The complaint alleges that the vast majority of payments made on established-patient visit claims using the highest fee code were the result of fraudulent upcoding. From 2006 through 2012, Mobile Doctors received approximately $21.4 million in payments on claims using the second-highest code and approximately $12.6 million in Medicare payments on claims using the highest fee code.
Falsely Certifying Patients as Confined to Their Homes
The charges further allege that Mobile Doctors physicians, including Koroma, falsely certified patients as confined to their homes and requiring home health services when they were not home-bound and did not require such care. By referring patients to home health agencies that did not warrant Medicare payments, Mobile Doctors received more referrals from those agencies for services provided by its physicians. According to Medicare data, from August 2010 through July 2013, more than 200 home health agencies submitted Medicare claims for services allegedly rendered to patients for whom Koroma was identified as the referring physician. These home health agencies have been paid more than $10 million for services listing Koroma as the referring physician.
Between January 2006 and March 2013, Mobile Doctors physicians have certified or recertified for 60-day periods approximately 15,598 patients as confined to their homes and requiring home health services a total of approximately 83,133 times, many of which were allegedly false. Approximately 6,057 of these certifications were attributed since August 2007 to Koroma, with Mobile Doctors billing Medicare for approximately 17,439 patient visits he made during that time, more than any other Mobile Doctors physician.
The health care fraud count against Ajiri carries a maximum penalty of 10 years in prison and a $250,000 fine and restitution is mandatory. The false statements count against Koroma carries a maximum of five years in prison and a $250,000 fine. If convicted, the court must impose a reasonable sentence under federal statutes and the advisory United States Sentencing Guidelines.
The government is being represented by Assistant U.S. Attorney Stephen C. Lee and Catherine Dick, assistant chief in the Fraud Section of the Justice Department’s Criminal Division. The U.S. Attorney’s Offices in Detroit, Indianapolis, and Phoenix also have assisted in the investigation.
The public is reminded that a complaint is not evidence of guilt.

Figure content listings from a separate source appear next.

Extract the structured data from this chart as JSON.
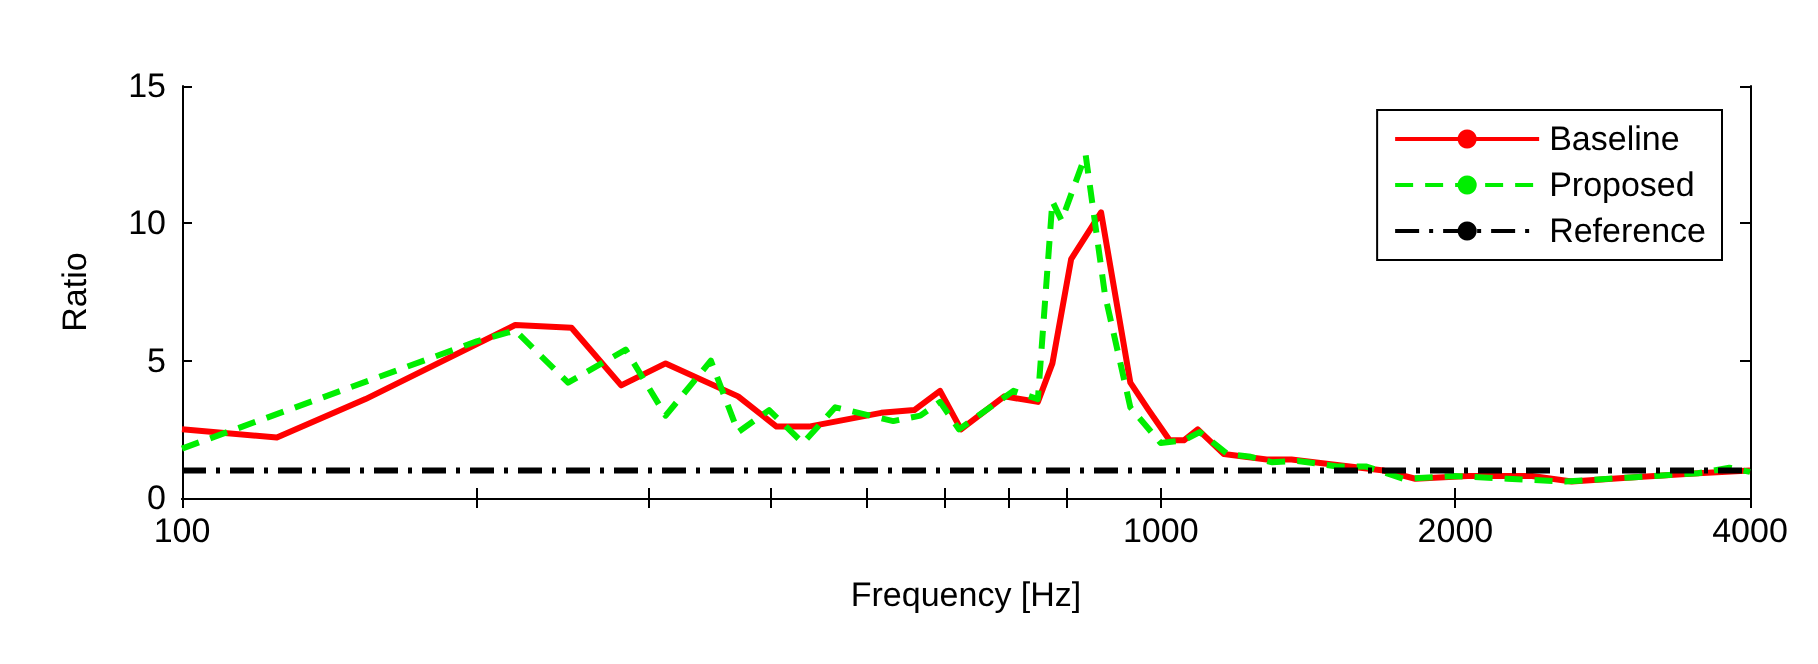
{
  "chart_data": {
    "type": "line",
    "xlabel": "Frequency [Hz]",
    "ylabel": "Ratio",
    "log": "x",
    "xlim": [
      100,
      4000
    ],
    "ylim": [
      0,
      15
    ],
    "xticks": [
      100,
      {
        "value": 200,
        "label": null
      },
      {
        "value": 300,
        "label": null
      },
      {
        "value": 400,
        "label": null
      },
      {
        "value": 500,
        "label": null
      },
      {
        "value": 600,
        "label": null
      },
      {
        "value": 700,
        "label": null
      },
      {
        "value": 800,
        "label": null
      },
      1000,
      2000,
      4000
    ],
    "yticks": [
      0,
      5,
      10,
      15
    ],
    "grid": false,
    "legend": "top right",
    "marker": "none",
    "series": [
      {
        "name": "Baseline",
        "color": "#ff0000",
        "line_style": "solid",
        "x": [
          100,
          125,
          154,
          219,
          250,
          281,
          312,
          370,
          405,
          437,
          518,
          560,
          595,
          625,
          692,
          749,
          775,
          810,
          869,
          931,
          972,
          1021,
          1056,
          1091,
          1160,
          1283,
          1360,
          1514,
          1690,
          1820,
          2060,
          2395,
          2630,
          3020,
          3540,
          4000
        ],
        "values": [
          2.5,
          2.2,
          3.6,
          6.3,
          6.2,
          4.1,
          4.9,
          3.7,
          2.6,
          2.6,
          3.1,
          3.2,
          3.9,
          2.5,
          3.7,
          3.5,
          4.9,
          8.7,
          10.4,
          4.2,
          3.2,
          2.1,
          2.1,
          2.5,
          1.6,
          1.4,
          1.4,
          1.2,
          1.0,
          0.7,
          0.8,
          0.8,
          0.6,
          0.75,
          0.9,
          1.0
        ]
      },
      {
        "name": "Proposed",
        "color": "#00ee00",
        "line_style": "dashed",
        "x": [
          100,
          200,
          219,
          248,
          284,
          312,
          347,
          370,
          398,
          431,
          465,
          533,
          568,
          595,
          622,
          707,
          749,
          775,
          792,
          838,
          877,
          931,
          1000,
          1056,
          1096,
          1170,
          1236,
          1300,
          1380,
          1514,
          1620,
          1770,
          2000,
          2260,
          2590,
          3020,
          3540,
          3810,
          4000
        ],
        "values": [
          1.8,
          5.7,
          6.1,
          4.2,
          5.4,
          3.0,
          5.0,
          2.4,
          3.2,
          2.0,
          3.3,
          2.8,
          3.0,
          3.5,
          2.5,
          3.9,
          3.6,
          10.8,
          10.1,
          12.5,
          7.4,
          3.3,
          2.0,
          2.1,
          2.4,
          1.6,
          1.5,
          1.3,
          1.35,
          1.15,
          1.15,
          0.7,
          0.8,
          0.7,
          0.6,
          0.75,
          0.9,
          1.1,
          0.95
        ]
      },
      {
        "name": "Reference",
        "color": "#000000",
        "line_style": "dashdot",
        "x": [
          100,
          4000
        ],
        "values": [
          1,
          1
        ]
      }
    ]
  }
}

The defendants are presumed innocent and are entitled to a fair trial at which the government has the burden of proving guilt beyond a reasonable doubt.

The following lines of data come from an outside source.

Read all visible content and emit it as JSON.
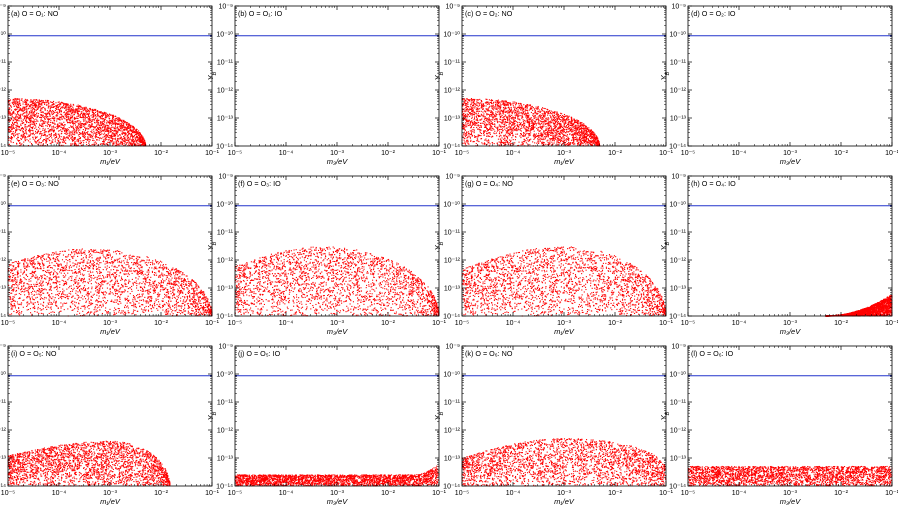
{
  "figure": {
    "colors": {
      "scatter": "#ff0000",
      "bound": "#2233cc",
      "frame": "#000000"
    },
    "grid": false
  },
  "chart_data": [
    {
      "id": "a",
      "type": "scatter",
      "label": "(a) O = O₁: NO",
      "xlabel": "m₁/eV",
      "ylabel": "Y_B",
      "x_scale": "log",
      "y_scale": "log",
      "xlim": [
        1e-05,
        0.1
      ],
      "ylim": [
        1e-14,
        1e-09
      ],
      "xticks": [
        "10⁻⁵",
        "10⁻⁴",
        "10⁻³",
        "10⁻²",
        "10⁻¹"
      ],
      "yticks": [
        "10⁻¹⁴",
        "10⁻¹³",
        "10⁻¹²",
        "10⁻¹¹",
        "10⁻¹⁰",
        "10⁻⁹"
      ],
      "bound_line": 8.7e-11,
      "region": {
        "shape": "decay",
        "peak_x": 1e-05,
        "peak_y": 5e-13,
        "x_end": 0.005,
        "y_floor": 1e-14
      }
    },
    {
      "id": "b",
      "type": "scatter",
      "label": "(b) O = O₁: IO",
      "xlabel": "m₃/eV",
      "ylabel": "Y_B",
      "x_scale": "log",
      "y_scale": "log",
      "xlim": [
        1e-05,
        0.1
      ],
      "ylim": [
        1e-14,
        1e-09
      ],
      "xticks": [
        "10⁻⁵",
        "10⁻⁴",
        "10⁻³",
        "10⁻²",
        "10⁻¹"
      ],
      "yticks": [
        "10⁻¹⁴",
        "10⁻¹³",
        "10⁻¹²",
        "10⁻¹¹",
        "10⁻¹⁰",
        "10⁻⁹"
      ],
      "bound_line": 8.7e-11,
      "region": null
    },
    {
      "id": "c",
      "type": "scatter",
      "label": "(c) O = O₂: NO",
      "xlabel": "m₁/eV",
      "ylabel": "Y_B",
      "x_scale": "log",
      "y_scale": "log",
      "xlim": [
        1e-05,
        0.1
      ],
      "ylim": [
        1e-14,
        1e-09
      ],
      "xticks": [
        "10⁻⁵",
        "10⁻⁴",
        "10⁻³",
        "10⁻²",
        "10⁻¹"
      ],
      "yticks": [
        "10⁻¹⁴",
        "10⁻¹³",
        "10⁻¹²",
        "10⁻¹¹",
        "10⁻¹⁰",
        "10⁻⁹"
      ],
      "bound_line": 8.7e-11,
      "region": {
        "shape": "decay",
        "peak_x": 1e-05,
        "peak_y": 5e-13,
        "x_end": 0.005,
        "y_floor": 1e-14
      }
    },
    {
      "id": "d",
      "type": "scatter",
      "label": "(d) O = O₂: IO",
      "xlabel": "m₃/eV",
      "ylabel": "Y_B",
      "x_scale": "log",
      "y_scale": "log",
      "xlim": [
        1e-05,
        0.1
      ],
      "ylim": [
        1e-14,
        1e-09
      ],
      "xticks": [
        "10⁻⁵",
        "10⁻⁴",
        "10⁻³",
        "10⁻²",
        "10⁻¹"
      ],
      "yticks": [
        "10⁻¹⁴",
        "10⁻¹³",
        "10⁻¹²",
        "10⁻¹¹",
        "10⁻¹⁰",
        "10⁻⁹"
      ],
      "bound_line": 8.7e-11,
      "region": null
    },
    {
      "id": "e",
      "type": "scatter",
      "label": "(e) O = O₃: NO",
      "xlabel": "m₁/eV",
      "ylabel": "Y_B",
      "x_scale": "log",
      "y_scale": "log",
      "xlim": [
        1e-05,
        0.1
      ],
      "ylim": [
        1e-14,
        1e-09
      ],
      "xticks": [
        "10⁻⁵",
        "10⁻⁴",
        "10⁻³",
        "10⁻²",
        "10⁻¹"
      ],
      "yticks": [
        "10⁻¹⁴",
        "10⁻¹³",
        "10⁻¹²",
        "10⁻¹¹",
        "10⁻¹⁰",
        "10⁻⁹"
      ],
      "bound_line": 8.7e-11,
      "region": {
        "shape": "hump",
        "x_start": 1e-05,
        "y_start": 8e-13,
        "peak_x": 0.0004,
        "peak_y": 2.5e-12,
        "x_end": 0.1,
        "y_floor": 1e-14
      }
    },
    {
      "id": "f",
      "type": "scatter",
      "label": "(f) O = O₃: IO",
      "xlabel": "m₃/eV",
      "ylabel": "Y_B",
      "x_scale": "log",
      "y_scale": "log",
      "xlim": [
        1e-05,
        0.1
      ],
      "ylim": [
        1e-14,
        1e-09
      ],
      "xticks": [
        "10⁻⁵",
        "10⁻⁴",
        "10⁻³",
        "10⁻²",
        "10⁻¹"
      ],
      "yticks": [
        "10⁻¹⁴",
        "10⁻¹³",
        "10⁻¹²",
        "10⁻¹¹",
        "10⁻¹⁰",
        "10⁻⁹"
      ],
      "bound_line": 8.7e-11,
      "region": {
        "shape": "hump",
        "x_start": 1e-05,
        "y_start": 6e-13,
        "peak_x": 0.0005,
        "peak_y": 3e-12,
        "x_end": 0.1,
        "y_floor": 1e-14
      }
    },
    {
      "id": "g",
      "type": "scatter",
      "label": "(g) O = O₄: NO",
      "xlabel": "m₁/eV",
      "ylabel": "Y_B",
      "x_scale": "log",
      "y_scale": "log",
      "xlim": [
        1e-05,
        0.1
      ],
      "ylim": [
        1e-14,
        1e-09
      ],
      "xticks": [
        "10⁻⁵",
        "10⁻⁴",
        "10⁻³",
        "10⁻²",
        "10⁻¹"
      ],
      "yticks": [
        "10⁻¹⁴",
        "10⁻¹³",
        "10⁻¹²",
        "10⁻¹¹",
        "10⁻¹⁰",
        "10⁻⁹"
      ],
      "bound_line": 8.7e-11,
      "region": {
        "shape": "hump",
        "x_start": 1e-05,
        "y_start": 5e-13,
        "peak_x": 0.001,
        "peak_y": 3e-12,
        "x_end": 0.1,
        "y_floor": 1e-14
      }
    },
    {
      "id": "h",
      "type": "scatter",
      "label": "(h) O = O₄: IO",
      "xlabel": "m₃/eV",
      "ylabel": "Y_B",
      "x_scale": "log",
      "y_scale": "log",
      "xlim": [
        1e-05,
        0.1
      ],
      "ylim": [
        1e-14,
        1e-09
      ],
      "xticks": [
        "10⁻⁵",
        "10⁻⁴",
        "10⁻³",
        "10⁻²",
        "10⁻¹"
      ],
      "yticks": [
        "10⁻¹⁴",
        "10⁻¹³",
        "10⁻¹²",
        "10⁻¹¹",
        "10⁻¹⁰",
        "10⁻⁹"
      ],
      "bound_line": 8.7e-11,
      "region": {
        "shape": "rise",
        "x_start": 0.005,
        "y_start": 1e-14,
        "x_end": 0.1,
        "y_end": 6e-14,
        "y_floor": 1e-14
      }
    },
    {
      "id": "i",
      "type": "scatter",
      "label": "(i) O = O₅: NO",
      "xlabel": "m₁/eV",
      "ylabel": "Y_B",
      "x_scale": "log",
      "y_scale": "log",
      "xlim": [
        1e-05,
        0.1
      ],
      "ylim": [
        1e-14,
        1e-09
      ],
      "xticks": [
        "10⁻⁵",
        "10⁻⁴",
        "10⁻³",
        "10⁻²",
        "10⁻¹"
      ],
      "yticks": [
        "10⁻¹⁴",
        "10⁻¹³",
        "10⁻¹²",
        "10⁻¹¹",
        "10⁻¹⁰",
        "10⁻⁹"
      ],
      "bound_line": 8.7e-11,
      "region": {
        "shape": "hump",
        "x_start": 1e-05,
        "y_start": 1.2e-13,
        "peak_x": 0.001,
        "peak_y": 4e-13,
        "x_end": 0.015,
        "y_floor": 1e-14
      }
    },
    {
      "id": "j",
      "type": "scatter",
      "label": "(j) O = O₅: IO",
      "xlabel": "m₃/eV",
      "ylabel": "Y_B",
      "x_scale": "log",
      "y_scale": "log",
      "xlim": [
        1e-05,
        0.1
      ],
      "ylim": [
        1e-14,
        1e-09
      ],
      "xticks": [
        "10⁻⁵",
        "10⁻⁴",
        "10⁻³",
        "10⁻²",
        "10⁻¹"
      ],
      "yticks": [
        "10⁻¹⁴",
        "10⁻¹³",
        "10⁻¹²",
        "10⁻¹¹",
        "10⁻¹⁰",
        "10⁻⁹"
      ],
      "bound_line": 8.7e-11,
      "region": {
        "shape": "band_rise",
        "y_band": 2.5e-14,
        "x_rise": 0.03,
        "y_end": 6e-14,
        "y_floor": 1e-14
      }
    },
    {
      "id": "k",
      "type": "scatter",
      "label": "(k) O = O₆: NO",
      "xlabel": "m₁/eV",
      "ylabel": "Y_B",
      "x_scale": "log",
      "y_scale": "log",
      "xlim": [
        1e-05,
        0.1
      ],
      "ylim": [
        1e-14,
        1e-09
      ],
      "xticks": [
        "10⁻⁵",
        "10⁻⁴",
        "10⁻³",
        "10⁻²",
        "10⁻¹"
      ],
      "yticks": [
        "10⁻¹⁴",
        "10⁻¹³",
        "10⁻¹²",
        "10⁻¹¹",
        "10⁻¹⁰",
        "10⁻⁹"
      ],
      "bound_line": 8.7e-11,
      "region": {
        "shape": "hump",
        "x_start": 1e-05,
        "y_start": 1e-13,
        "peak_x": 0.001,
        "peak_y": 5e-13,
        "x_end": 0.1,
        "y_end": 4e-14,
        "y_floor": 1e-14
      }
    },
    {
      "id": "l",
      "type": "scatter",
      "label": "(l) O = O₆: IO",
      "xlabel": "m₃/eV",
      "ylabel": "Y_B",
      "x_scale": "log",
      "y_scale": "log",
      "xlim": [
        1e-05,
        0.1
      ],
      "ylim": [
        1e-14,
        1e-09
      ],
      "xticks": [
        "10⁻⁵",
        "10⁻⁴",
        "10⁻³",
        "10⁻²",
        "10⁻¹"
      ],
      "yticks": [
        "10⁻¹⁴",
        "10⁻¹³",
        "10⁻¹²",
        "10⁻¹¹",
        "10⁻¹⁰",
        "10⁻⁹"
      ],
      "bound_line": 8.7e-11,
      "region": {
        "shape": "band",
        "y_band": 5e-14,
        "y_floor": 1e-14
      }
    }
  ]
}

The Medicare Fraud Strike Force began operating in Chicago in February 2011 and consists of agents from the FBI and HHS-OIG working together with prosecutors from the U.S. Attorney’s Office and the Justice Department’s Fraud Section. The strike force is part of the Health Care Fraud Prevention and Enforcement Action Team (HEAT), a joint initiative announced in May 2009 between the Department of Justice and HHS to focus their efforts to prevent and deter fraud and enforce current anti-fraud laws around the country. Scores of defendants have been charged locally in health care fraud cases since the strike force began operating in Chicago.